3.a - Monty will never reveal the door you picked

3.b - Monty will never reveal the door hiding the car (see "Resolution" later.)

3.c - IF and ONLY IF you picked the correct door, Monty can choose which of two zonks he will show you and those choices have equal probability. Since you have no way of knowing WHY Monty revealed a door, you cannot draw an inference for why one was picked vs. another. I.e. it is questionable to apply the principle of restricted choice since you don't know whether Monty HAD a choice. (In fact, more often than not, he DOES NOT have a choice.)

3.d - Because of rules 3.a and 3.b, certain combinations of picks cannot occur - and there is a 0 in the "Possible" column for those cases, along with a comment in the "comments" column as to which rule was violated. NO statistics can be derived from rows that violate game rules. I have also highlighted the "forbidden" cases in light yellow.

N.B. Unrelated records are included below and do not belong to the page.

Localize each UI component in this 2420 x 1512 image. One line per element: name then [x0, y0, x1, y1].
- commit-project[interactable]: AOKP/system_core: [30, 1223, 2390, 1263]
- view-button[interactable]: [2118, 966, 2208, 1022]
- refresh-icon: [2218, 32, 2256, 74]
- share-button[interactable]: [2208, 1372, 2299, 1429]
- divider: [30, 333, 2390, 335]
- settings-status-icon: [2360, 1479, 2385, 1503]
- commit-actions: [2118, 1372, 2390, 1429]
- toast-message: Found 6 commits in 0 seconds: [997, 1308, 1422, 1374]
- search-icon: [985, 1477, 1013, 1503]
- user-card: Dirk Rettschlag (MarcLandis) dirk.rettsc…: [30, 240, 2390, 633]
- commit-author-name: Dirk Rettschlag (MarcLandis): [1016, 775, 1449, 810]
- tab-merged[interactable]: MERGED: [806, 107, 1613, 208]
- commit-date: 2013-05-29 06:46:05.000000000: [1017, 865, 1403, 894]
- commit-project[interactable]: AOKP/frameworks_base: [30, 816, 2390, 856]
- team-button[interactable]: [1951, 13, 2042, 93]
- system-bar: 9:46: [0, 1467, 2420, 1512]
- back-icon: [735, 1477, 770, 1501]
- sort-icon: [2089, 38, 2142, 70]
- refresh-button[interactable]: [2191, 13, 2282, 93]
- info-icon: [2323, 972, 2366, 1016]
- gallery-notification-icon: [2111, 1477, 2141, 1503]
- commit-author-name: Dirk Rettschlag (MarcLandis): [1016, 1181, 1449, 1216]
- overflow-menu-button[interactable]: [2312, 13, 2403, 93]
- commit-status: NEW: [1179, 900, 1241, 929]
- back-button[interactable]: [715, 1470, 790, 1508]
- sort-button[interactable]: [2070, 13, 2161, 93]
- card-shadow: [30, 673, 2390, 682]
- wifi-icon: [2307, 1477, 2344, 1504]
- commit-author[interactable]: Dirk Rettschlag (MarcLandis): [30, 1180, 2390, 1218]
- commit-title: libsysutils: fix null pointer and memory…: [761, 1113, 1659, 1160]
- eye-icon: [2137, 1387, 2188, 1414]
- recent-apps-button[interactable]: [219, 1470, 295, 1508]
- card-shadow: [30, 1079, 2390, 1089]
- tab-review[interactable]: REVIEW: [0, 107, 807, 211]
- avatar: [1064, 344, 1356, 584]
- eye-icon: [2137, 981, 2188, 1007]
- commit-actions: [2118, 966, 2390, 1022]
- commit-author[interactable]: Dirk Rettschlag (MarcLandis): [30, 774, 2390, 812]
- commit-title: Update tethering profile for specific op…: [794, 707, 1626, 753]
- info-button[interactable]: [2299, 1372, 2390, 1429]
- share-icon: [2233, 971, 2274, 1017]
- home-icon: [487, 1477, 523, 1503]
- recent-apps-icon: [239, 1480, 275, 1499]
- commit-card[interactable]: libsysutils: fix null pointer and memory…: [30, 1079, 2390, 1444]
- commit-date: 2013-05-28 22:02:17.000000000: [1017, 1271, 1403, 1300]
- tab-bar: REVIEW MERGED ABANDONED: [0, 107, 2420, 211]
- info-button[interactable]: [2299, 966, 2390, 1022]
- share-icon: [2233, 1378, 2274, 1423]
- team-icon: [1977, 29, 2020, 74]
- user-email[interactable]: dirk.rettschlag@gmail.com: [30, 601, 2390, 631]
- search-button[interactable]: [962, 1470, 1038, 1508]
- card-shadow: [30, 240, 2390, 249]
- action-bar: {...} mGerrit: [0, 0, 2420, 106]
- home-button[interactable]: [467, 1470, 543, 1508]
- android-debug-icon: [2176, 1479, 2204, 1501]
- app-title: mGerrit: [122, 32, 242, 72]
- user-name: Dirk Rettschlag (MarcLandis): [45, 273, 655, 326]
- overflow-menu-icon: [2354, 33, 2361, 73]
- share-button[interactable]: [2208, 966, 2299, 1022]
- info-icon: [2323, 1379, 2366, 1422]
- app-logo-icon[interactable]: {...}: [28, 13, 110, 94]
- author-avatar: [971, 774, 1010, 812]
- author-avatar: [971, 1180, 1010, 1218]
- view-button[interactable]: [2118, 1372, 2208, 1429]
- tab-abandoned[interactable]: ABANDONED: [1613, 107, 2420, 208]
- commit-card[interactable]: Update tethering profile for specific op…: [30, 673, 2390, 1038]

4. Switch: You now get the offer to switch from the "Pick" door to the remaining door that was neither picked nor revealed. In the PDF/Spreadsheet, the "Switch" column is 1 if you switched or 0 if you stayed with your original choice.

5. Resolution: You either WIN or LOSE the car. If you won, it was either because you stayed or switched. The four remaining columns of the PDF/Spreadsheet show you wins and losses and also show you wins because of switching and wins because of staying.

Analysis:

You have 3 doors for a car, 3 doors for a pick, 3 doors for a reveal, and 2 choices (stay/switch). That is 3 x 3 x 3 x 2 = 54 combinations.

There are 54 rows in the spreadsheet, one row for each possible combination.

You have 27 cases where you switched (= 54/2) and 27 where you stayed (0 in the Switch column)

The car appears behind each door 18 times (=54/3).

Each possible pick appears 18 times.

Each possible reveal (regardless of the rules) appears 18 times.

All combinations of Car, Pick, Reveal, and Switch have been represented, so this is an exhaustive layout.

The rules block cases where the reveal overlaps either the pick or the car location. A reveal can be any one of 3 numbers, so you would expect this overlap to occur 54/3 or 18 times. In the grid there are 18 cases where the reveal overlaps the car location. There are also 18 cases where the reveal would overlap the pick location. Of these, six cases break both rules at once. 18 + 18 = 36. then 36 - 6 overlaps = 30 impossible cases, leaving 24 cases out of the 54 possible combinations. The sums of "Possible" rows show that you have 24 possible situations. The rules have eliminated all other cases. This result therefore is consistent.

The sums for wins and losses are 12 and 12 so all 24 situations are accounted for, showing you have equal odds of winning or losing. The sums for wins by staying vs. wins by switching are 6 and 6 so all 12 winning situations are accounted for, and you have equal odds for staying or switching.